YP / BÖLÜM / 34

181K 7.3K 729
                                    

Çocukluk Aşkım kitabına hepinizi beklerim =)

...

"Mert sa-sana nolmuş?"

"Boş ver gel hadi otur.", dedi selamlaşmak için uzattığı eli yön gösterircesine koltuğa uzatarak.

Ağzım açık bir şekilde yerime şok olmanın etkisiyle yavaş yavaş otururken elimi tutan Sibel'i de kucağıma yerleştirdim.

"Mert ne bu hal?"

"Başın sağolsun diyecektin herhalde.", dedi patlak dudağını elinden geldiğince yan gülümsemesine bürümeye çalışarak.

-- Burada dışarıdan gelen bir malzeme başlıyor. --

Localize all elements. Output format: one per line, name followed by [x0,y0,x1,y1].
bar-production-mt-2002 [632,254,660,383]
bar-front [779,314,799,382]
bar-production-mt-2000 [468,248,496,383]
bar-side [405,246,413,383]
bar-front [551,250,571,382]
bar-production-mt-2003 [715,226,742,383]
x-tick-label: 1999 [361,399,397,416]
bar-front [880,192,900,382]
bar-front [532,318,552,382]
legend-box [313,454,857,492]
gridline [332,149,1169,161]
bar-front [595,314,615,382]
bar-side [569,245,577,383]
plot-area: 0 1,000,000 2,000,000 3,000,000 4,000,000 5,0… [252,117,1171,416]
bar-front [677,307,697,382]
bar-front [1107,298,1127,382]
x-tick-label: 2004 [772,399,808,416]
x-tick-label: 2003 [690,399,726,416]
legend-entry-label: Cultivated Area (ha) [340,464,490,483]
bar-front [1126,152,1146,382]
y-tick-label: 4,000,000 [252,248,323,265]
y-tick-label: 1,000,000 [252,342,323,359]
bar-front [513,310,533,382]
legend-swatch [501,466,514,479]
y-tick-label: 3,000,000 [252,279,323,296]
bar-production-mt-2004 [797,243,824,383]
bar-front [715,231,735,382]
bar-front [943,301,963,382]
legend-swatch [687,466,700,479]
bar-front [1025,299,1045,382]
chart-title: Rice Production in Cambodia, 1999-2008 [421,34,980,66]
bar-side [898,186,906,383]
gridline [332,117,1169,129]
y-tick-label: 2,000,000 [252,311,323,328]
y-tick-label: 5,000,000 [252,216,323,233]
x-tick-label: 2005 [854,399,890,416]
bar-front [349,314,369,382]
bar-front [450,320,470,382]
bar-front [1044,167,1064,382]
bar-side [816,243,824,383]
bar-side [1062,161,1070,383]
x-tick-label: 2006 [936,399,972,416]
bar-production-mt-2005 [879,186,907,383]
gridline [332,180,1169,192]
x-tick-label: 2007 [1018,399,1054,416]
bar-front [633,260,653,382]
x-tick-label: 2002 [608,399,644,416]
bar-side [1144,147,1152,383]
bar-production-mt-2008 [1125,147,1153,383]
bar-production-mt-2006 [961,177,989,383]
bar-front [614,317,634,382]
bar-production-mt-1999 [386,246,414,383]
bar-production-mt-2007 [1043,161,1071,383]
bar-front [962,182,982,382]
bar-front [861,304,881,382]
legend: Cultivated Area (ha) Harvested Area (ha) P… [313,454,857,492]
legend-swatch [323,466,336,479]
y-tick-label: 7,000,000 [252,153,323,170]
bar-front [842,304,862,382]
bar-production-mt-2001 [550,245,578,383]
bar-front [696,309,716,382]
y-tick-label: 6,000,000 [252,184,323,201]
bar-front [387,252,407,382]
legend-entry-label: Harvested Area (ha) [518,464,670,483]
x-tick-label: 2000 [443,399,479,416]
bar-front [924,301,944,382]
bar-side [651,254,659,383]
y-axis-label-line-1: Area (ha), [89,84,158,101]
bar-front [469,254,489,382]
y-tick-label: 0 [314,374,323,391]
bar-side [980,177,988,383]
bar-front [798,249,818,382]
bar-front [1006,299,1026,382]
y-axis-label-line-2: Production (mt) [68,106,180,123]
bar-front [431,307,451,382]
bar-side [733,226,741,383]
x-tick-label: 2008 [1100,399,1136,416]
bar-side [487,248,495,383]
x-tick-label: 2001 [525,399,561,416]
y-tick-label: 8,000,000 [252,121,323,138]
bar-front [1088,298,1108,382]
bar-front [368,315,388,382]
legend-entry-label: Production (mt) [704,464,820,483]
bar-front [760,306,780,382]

Bir kaşı köşesinden bir kaşıda burnunun tarafından yarılmıştı. Sol yanağı mosmordu. Dudağı patlamıştı ve alnında yer yer derin yaralar vardı. Pansuman yapılmıştı ama bazı yaralar kanla beraber kabuk bağlamıştı.

"Be-ben sadece şaşırdım."

"O adamla beraber yaşamaya devam edersen daha çok şaşıracaksın.", dediğinde kaşlarımı çatıp ne demek istediğini anlamaya çalışırcasına ona baktım.

"Ne diyorsun sen?"

"Diyorum ki neden senin yerine başka bir çalışan gönderdin buraya. Nagihan'ı geldiği gün gönderdik."

"Ondan iyisini bulamazdınız. Neden böyle bir şey yaptın? Onun da benim gibi paraya ihtiyacı vardı.", dedim kızarcasına. Mert böyle birisi değildi.

"Kriterlerimize uymadı.", dedi keyifle arkasına yaslanıp ellerini kafasında birleştirerek.

"Mert sana noldu böyle? Sen benim tanıdığım o insan değilsin."

"Hayat şartları Ayza."

"Hayat şartları mı? Sen hayat şartlarından ne anlarsın be?"

"Ailene olanlara üzüldüm."

"Üzüldün mü. Hiç peşime takılmadın. Hiç arayıp sormadın. Onca yıllık dostluk, kardeşlik, güven... Hepsi bir hiç içindi."

"Hayır Ayza değildi. Benim neler yaşadığımı bilmiyorsun.", dediğinde sonunda çatık kaşlarımı indirdim ve didişmeyi kestim. Ona ihtiyacım olduğu için buradaydım. Kavga etmek için değil. Onun benden sonra ki öyküsünü merak ediyordum.

"Neler yaşadın Mert?", dedim elimi şefkatle masasının üzerindeki eline uzatarak.

Önce tuttuğum eline baktı sonra gözlerime...

"Onunla evli misin?", dedi çocuğu göstererek.

"Elbette hayır.", dedim tuttuğum elimi çekip Sibel'e iyice sarılarak.

"Evlatlık değil ya.", dedi pişmişçe sırıtarak. Yalan söylediğimi düşünüyordu.

Erken evlilik diyemedim. Sonuçta aramıza yıllar değil aylar girdi. Ne ara büyüdü bu çocuk derdi.

"Ablanın çocuğu desem... kaza da ölmüştür. Hatırlatmak istemezdim.", dedi düşen yüzüme bakıp.

"Aras'ın evlatlığı.", dedim gözümde ki yaşların akmak istediğine aldırmayarak.

"Sen de onun evinde bakıcısın öyle mi?"

Kafamı onaylar anlamda salladım.

"Neden geldin Ayza. Bana bu yalanları söylemek için mi?"

"Mert. Sen benim çocukluğumsun. Anılarımsın. Sana son zamanlarda herkesten çok ihtiyacım var. Daha doğrusu vardı. Son dakikaya kadar.", dedim ayağa kalkıp çantamı koluma takıp Sibel'i çekiştirerek.